User Agent: Mozilla/5.0 (X11; Ubuntu; Linux x86_64; rv:52.0) Gecko/20100101 Firefox/52.0 Build ID: 20170303012224 Steps to reproduce: Opened a website for work and the notification "Logins entered here could be compromised" appears. There is no option in the security settings to add a site to a whitelist Actual results: The "login" message always shows up, breaking my workflow Expected results: There should be an option to add sites to a whitelist so the message doesn't show up all the time. The site is used all day for work and re-logging in happens multiple times per hour. The site is http and will not be using https anytime soon. Also no sensitive information is being transmitted so the security risk is very low. The inability to whitelist breaks the workflow of multiple employees.

Hello, I'd like to understand your concerns better. (In reply to grokit@ajinfosearch.com from comment #0) > The "login" message always shows up, breaking my workflow Can your workflow change to skip over the warning? e.g. if you use the down arrows, hit it one extra time? There is a real issue that we're warning about. > Expected results: > > The site is http and will not be using https anytime soon. Why not? That would be the easiest fix. Supporting HTTPS is not hard and is now free thanks to Let's Encrypt. > Also no sensitive information is being transmitted so the security risk is very low. So you're fine with anyone else on the network getting your password?

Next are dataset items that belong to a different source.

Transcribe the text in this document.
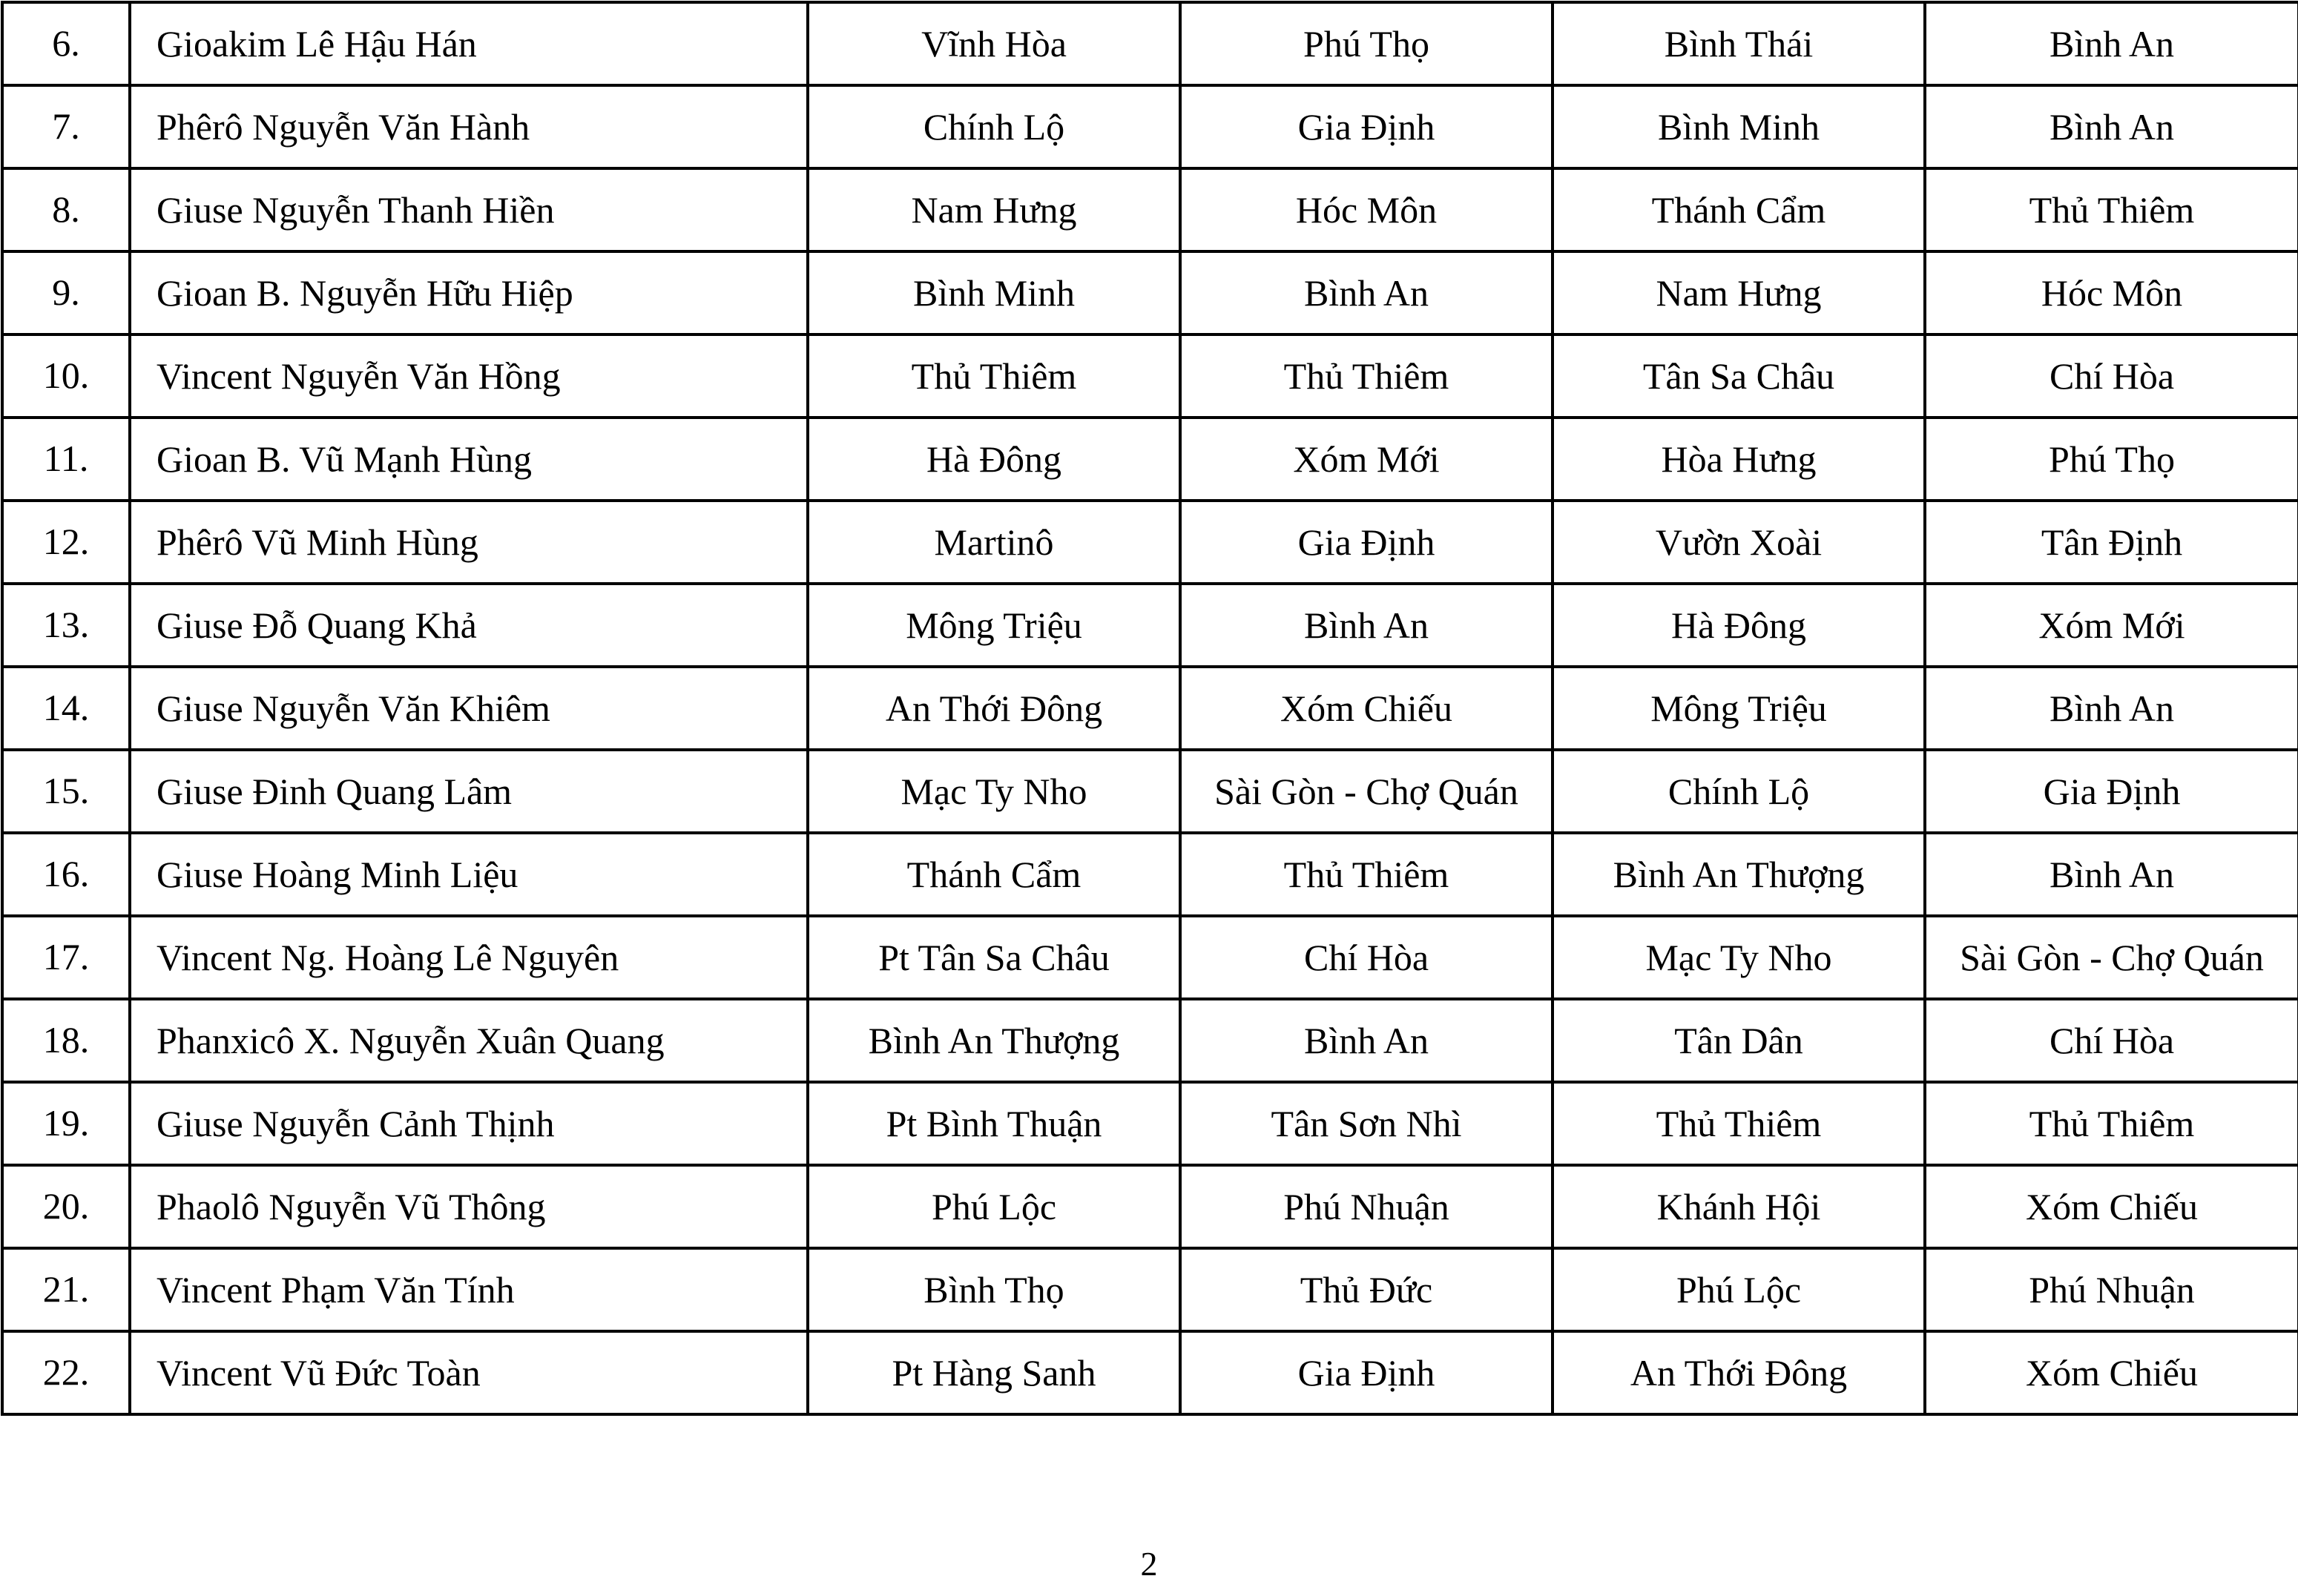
6.	Gioakim Lê Hậu Hán	Vĩnh Hòa	Phú Thọ	Bình Thái	Bình An
7.	Phêrô Nguyễn Văn Hành	Chính Lộ	Gia Định	Bình Minh	Bình An
8.	Giuse Nguyễn Thanh Hiền	Nam Hưng	Hóc Môn	Thánh Cẩm	Thủ Thiêm
9.	Gioan B. Nguyễn Hữu Hiệp	Bình Minh	Bình An	Nam Hưng	Hóc Môn
10.	Vincent Nguyễn Văn Hồng	Thủ Thiêm	Thủ Thiêm	Tân Sa Châu	Chí Hòa
11.	Gioan B. Vũ Mạnh Hùng	Hà Đông	Xóm Mới	Hòa Hưng	Phú Thọ
12.	Phêrô Vũ Minh Hùng	Martinô	Gia Định	Vườn Xoài	Tân Định
13.	Giuse Đỗ Quang Khả	Mông Triệu	Bình An	Hà Đông	Xóm Mới
14.	Giuse Nguyễn Văn Khiêm	An Thới Đông	Xóm Chiếu	Mông Triệu	Bình An
15.	Giuse Đinh Quang Lâm	Mạc Ty Nho	Sài Gòn - Chợ Quán	Chính Lộ	Gia Định
16.	Giuse Hoàng Minh Liệu	Thánh Cẩm	Thủ Thiêm	Bình An Thượng	Bình An
17.	Vincent Ng. Hoàng Lê Nguyên	Pt Tân Sa Châu	Chí Hòa	Mạc Ty Nho	Sài Gòn - Chợ Quán
18.	Phanxicô X. Nguyễn Xuân Quang	Bình An Thượng	Bình An	Tân Dân	Chí Hòa
19.	Giuse Nguyễn Cảnh Thịnh	Pt Bình Thuận	Tân Sơn Nhì	Thủ Thiêm	Thủ Thiêm
20.	Phaolô Nguyễn Vũ Thông	Phú Lộc	Phú Nhuận	Khánh Hội	Xóm Chiếu
21.	Vincent Phạm Văn Tính	Bình Thọ	Thủ Đức	Phú Lộc	Phú Nhuận
22.	Vincent Vũ Đức Toàn	Pt Hàng Sanh	Gia Định	An Thới Đông	Xóm Chiếu
2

> Can your workflow change to skip over the warning? e.g. if you use the down arrows, hit it one extra time? There is a real issue that we're warning about. It is a real issue. It's an extra step that everybody must take. We are not talking about computer literate people here. When something changes, it's the end of the world. I can't tell you how many complaints I've gotten about how this breaks things. I've already noticed productivity decrease. > Why not? That would be the easiest fix. Supporting HTTPS is not hard and is now free thanks to Let's Encrypt. I hear you. I agree with you. I think the entire web should communicate securely. Maybe half an hour to install the certs, a minute to change .htaccess, sed everything ot https and you're basically done. But the people who run the site we use every day, all day couldn't care less. My response to asking about switching to https was met with apathy and a wall of red tape. It's not a budget item so it will not be done. That's the reality of this situation. Business people with no clue are in charge and it's up to me to work around the issues. Hence this bug report / feature request. > So you're fine with anyone else on the network getting your password? What kind of a question is that? Comes off snooty and condescending. Nothing is changing anyway. It's always been open to attack. The site will not be https and it's not my site so there is nothing I can do about it. The information being retrieved is taken from public records so it's not critical to keep secret. All I'm asking for is a way to whitelist a site so the message doesn't pop up. I understand the security implications.

He is right you know. Developer here and I'm turning notification off because you decided that there won't be any whitelisting. I don't see any developer setting their environment to https for every site that they work on and it's run in a VM. And because you are being stubborn, they might miss the notification where it really matters. Also just look at the web for workarounds any website that has no intention of switching to https is having posted a how to disable that annoyance. IMO this should be dealt just like the certificates are being dealt with.

Although their UI will be different, the next update to Chrome will also start warning on these sites. Their version puts the text "NOT SECURE" near the URL rather than on the form itself so it might be less disruptive. We're unlikely to put work into implementing this given other priorities and our experience with how few users actually use the various "per site" settings we already have. As noted in comment 3 people who are annoyed and know what they are doing can disable these warnings globally.